The thing one faults in a film like Case 137 (2025), directed by the French-German filmmaker Dominik Moll, is a peculiar kind of hedging. A young man is left disabled by a shot to the head from an unknown officer of the French riot police during the recent Yellow Vest protests. His case is taken up by the internal department responsible for investigating allegations of police brutality. His mother insists to the prosecutor (Léa Drucker) that he was merely a bystander who only attended the protest out of a sense of solidarity, a claim confirmed by footage uncovered over the course of the investigation. Meanwhile, the officers, sick of the torment they receive, work together to obstruct the case—an action that, the prosecutor laments, discourages good cops from staying in the force. To that end, the film operates on the basis of the exclusion of two perspectives: that of the Yellow Vests themselves, mostly relegated to the film’s sidelines, on the one hand; and of the “good cops,” never seen, on the other. The exclusion of the former concerns the victim, against whom his innocence is ultimately defined (he does not throw debris at the riot police, and therefore he should not have been beaten.) The exclusion of the latter—implied, but never shown in the film to exist—stabilizes the film against any accusation of incitement, even when it acknowledges racial disparity in the prosecution of police brutality. Thus, what we’re left with is a wishy-washy result, unable to commit one way or the other.
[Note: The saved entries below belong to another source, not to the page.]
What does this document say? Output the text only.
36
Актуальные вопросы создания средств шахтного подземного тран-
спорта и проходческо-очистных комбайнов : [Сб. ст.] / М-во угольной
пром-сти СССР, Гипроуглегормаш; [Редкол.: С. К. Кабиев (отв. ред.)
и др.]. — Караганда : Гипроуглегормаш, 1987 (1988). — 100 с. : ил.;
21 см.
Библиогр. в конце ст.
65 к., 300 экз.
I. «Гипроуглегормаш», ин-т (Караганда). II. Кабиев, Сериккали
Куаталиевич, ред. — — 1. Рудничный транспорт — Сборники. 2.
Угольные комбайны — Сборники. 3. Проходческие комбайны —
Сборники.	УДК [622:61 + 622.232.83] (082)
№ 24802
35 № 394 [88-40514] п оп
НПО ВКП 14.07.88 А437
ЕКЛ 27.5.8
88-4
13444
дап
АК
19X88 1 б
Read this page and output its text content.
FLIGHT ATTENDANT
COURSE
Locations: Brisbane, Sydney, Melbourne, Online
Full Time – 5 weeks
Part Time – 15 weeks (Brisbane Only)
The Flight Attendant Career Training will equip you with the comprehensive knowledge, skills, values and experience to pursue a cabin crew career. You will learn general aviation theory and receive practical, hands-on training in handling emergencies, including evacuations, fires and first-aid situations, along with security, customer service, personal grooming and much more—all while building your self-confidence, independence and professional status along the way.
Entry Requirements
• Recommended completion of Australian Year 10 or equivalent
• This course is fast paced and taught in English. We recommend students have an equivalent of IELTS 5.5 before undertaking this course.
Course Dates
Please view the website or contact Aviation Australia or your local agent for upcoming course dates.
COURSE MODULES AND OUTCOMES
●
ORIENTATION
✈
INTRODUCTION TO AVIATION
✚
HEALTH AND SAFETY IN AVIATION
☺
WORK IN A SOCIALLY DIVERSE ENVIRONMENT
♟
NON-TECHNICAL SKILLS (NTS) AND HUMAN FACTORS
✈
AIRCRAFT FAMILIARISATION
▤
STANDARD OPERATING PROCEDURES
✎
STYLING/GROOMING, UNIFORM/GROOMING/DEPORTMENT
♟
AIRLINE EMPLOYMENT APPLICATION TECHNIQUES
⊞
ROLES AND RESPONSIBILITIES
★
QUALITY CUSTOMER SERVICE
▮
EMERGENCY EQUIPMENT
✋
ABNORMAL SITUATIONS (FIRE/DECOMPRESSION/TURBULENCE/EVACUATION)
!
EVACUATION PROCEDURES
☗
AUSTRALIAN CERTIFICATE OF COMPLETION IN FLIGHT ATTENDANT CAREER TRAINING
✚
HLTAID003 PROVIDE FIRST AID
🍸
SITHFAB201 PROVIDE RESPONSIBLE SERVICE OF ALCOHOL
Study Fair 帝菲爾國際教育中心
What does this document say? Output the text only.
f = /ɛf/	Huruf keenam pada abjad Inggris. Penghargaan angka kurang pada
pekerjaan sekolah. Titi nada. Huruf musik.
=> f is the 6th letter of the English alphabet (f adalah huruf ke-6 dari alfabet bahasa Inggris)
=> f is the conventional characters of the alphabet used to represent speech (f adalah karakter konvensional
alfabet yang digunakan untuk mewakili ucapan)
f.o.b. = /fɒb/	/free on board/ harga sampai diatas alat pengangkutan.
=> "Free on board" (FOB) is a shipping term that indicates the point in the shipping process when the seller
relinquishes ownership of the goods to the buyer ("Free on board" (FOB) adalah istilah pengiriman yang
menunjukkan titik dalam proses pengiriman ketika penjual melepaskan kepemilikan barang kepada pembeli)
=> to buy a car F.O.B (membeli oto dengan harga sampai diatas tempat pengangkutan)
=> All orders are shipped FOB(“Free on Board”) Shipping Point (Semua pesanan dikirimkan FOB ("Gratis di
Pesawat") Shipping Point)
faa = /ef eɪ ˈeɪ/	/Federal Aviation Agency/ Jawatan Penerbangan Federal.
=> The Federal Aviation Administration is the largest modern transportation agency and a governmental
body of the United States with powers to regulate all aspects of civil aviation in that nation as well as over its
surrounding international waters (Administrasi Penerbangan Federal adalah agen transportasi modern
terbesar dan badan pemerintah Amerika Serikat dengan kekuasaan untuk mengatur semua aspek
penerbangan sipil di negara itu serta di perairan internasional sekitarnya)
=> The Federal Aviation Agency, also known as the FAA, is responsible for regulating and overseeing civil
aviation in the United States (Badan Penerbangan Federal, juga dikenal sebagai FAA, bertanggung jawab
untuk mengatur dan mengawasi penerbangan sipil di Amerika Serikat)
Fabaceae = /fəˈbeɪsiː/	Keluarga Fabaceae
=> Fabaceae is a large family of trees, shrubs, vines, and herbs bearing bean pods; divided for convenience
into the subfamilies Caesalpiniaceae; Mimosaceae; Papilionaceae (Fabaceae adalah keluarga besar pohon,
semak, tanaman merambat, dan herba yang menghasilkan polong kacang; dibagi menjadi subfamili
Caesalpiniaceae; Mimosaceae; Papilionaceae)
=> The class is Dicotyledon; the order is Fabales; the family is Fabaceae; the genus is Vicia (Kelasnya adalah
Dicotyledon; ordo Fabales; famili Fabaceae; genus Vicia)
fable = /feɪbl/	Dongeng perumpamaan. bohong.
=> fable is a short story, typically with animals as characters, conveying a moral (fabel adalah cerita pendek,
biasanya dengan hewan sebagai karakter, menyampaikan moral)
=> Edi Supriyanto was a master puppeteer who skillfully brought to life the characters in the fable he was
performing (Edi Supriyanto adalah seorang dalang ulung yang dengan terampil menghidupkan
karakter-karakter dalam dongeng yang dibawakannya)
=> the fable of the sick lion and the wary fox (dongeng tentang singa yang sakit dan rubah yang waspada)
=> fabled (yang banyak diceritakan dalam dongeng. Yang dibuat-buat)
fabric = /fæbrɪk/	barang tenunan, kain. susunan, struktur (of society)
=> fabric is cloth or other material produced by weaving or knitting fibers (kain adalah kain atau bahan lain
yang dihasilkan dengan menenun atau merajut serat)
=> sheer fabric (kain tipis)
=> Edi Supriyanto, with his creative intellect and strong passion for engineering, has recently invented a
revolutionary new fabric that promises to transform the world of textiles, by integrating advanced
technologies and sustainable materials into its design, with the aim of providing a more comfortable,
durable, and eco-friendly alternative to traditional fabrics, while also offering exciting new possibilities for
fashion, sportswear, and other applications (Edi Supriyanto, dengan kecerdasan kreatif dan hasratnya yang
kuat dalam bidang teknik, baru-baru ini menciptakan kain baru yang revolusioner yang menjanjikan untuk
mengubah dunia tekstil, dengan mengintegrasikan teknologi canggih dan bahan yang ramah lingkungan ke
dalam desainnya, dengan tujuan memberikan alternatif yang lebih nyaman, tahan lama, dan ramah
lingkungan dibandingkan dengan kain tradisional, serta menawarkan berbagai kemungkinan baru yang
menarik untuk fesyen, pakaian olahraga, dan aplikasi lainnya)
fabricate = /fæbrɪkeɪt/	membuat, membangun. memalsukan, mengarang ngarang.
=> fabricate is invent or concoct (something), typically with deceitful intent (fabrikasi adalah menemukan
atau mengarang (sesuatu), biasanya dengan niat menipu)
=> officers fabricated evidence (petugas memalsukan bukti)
What becomes clear is that the real point of interest for Moll is neither to defend the protests themselves, sympathetic though he might be, nor even necessarily the cause of social justice as such, so much as the technological apparatus responsible for determining justice. His previous film, The Night of the 12th (2022)—which received the César award for Best Film and for which he received an award for Best Director, his second—was adapted from a lengthy non-fiction account of the police investigation into the murder of a teenage girl. Much is made in this new film of the bureaucratic processes for procuring justice. The detailing of the forensic analysis of the crime scene, composited out of maps, cellphone videos, and surveillance footage, brings to mind the similarly granular procedural elements of Fritz Lang’s M (1931). And like in Lang’s films, the question around which all of this circles is the perennial question of political filmmaking, namely the value of images to the enactment of justice. Is there a just image, or are there just images: this is the question that all films dealing with contemporary protest movements need to address. We need not agree with Moll’s answer to admire the posing of the question.
Case 137 screens this Saturday, October 4, and on October 12, at the Smith Rafael Film Center and BAMPFA, respectively, as part of the 2025 Mill Valley Film Festival.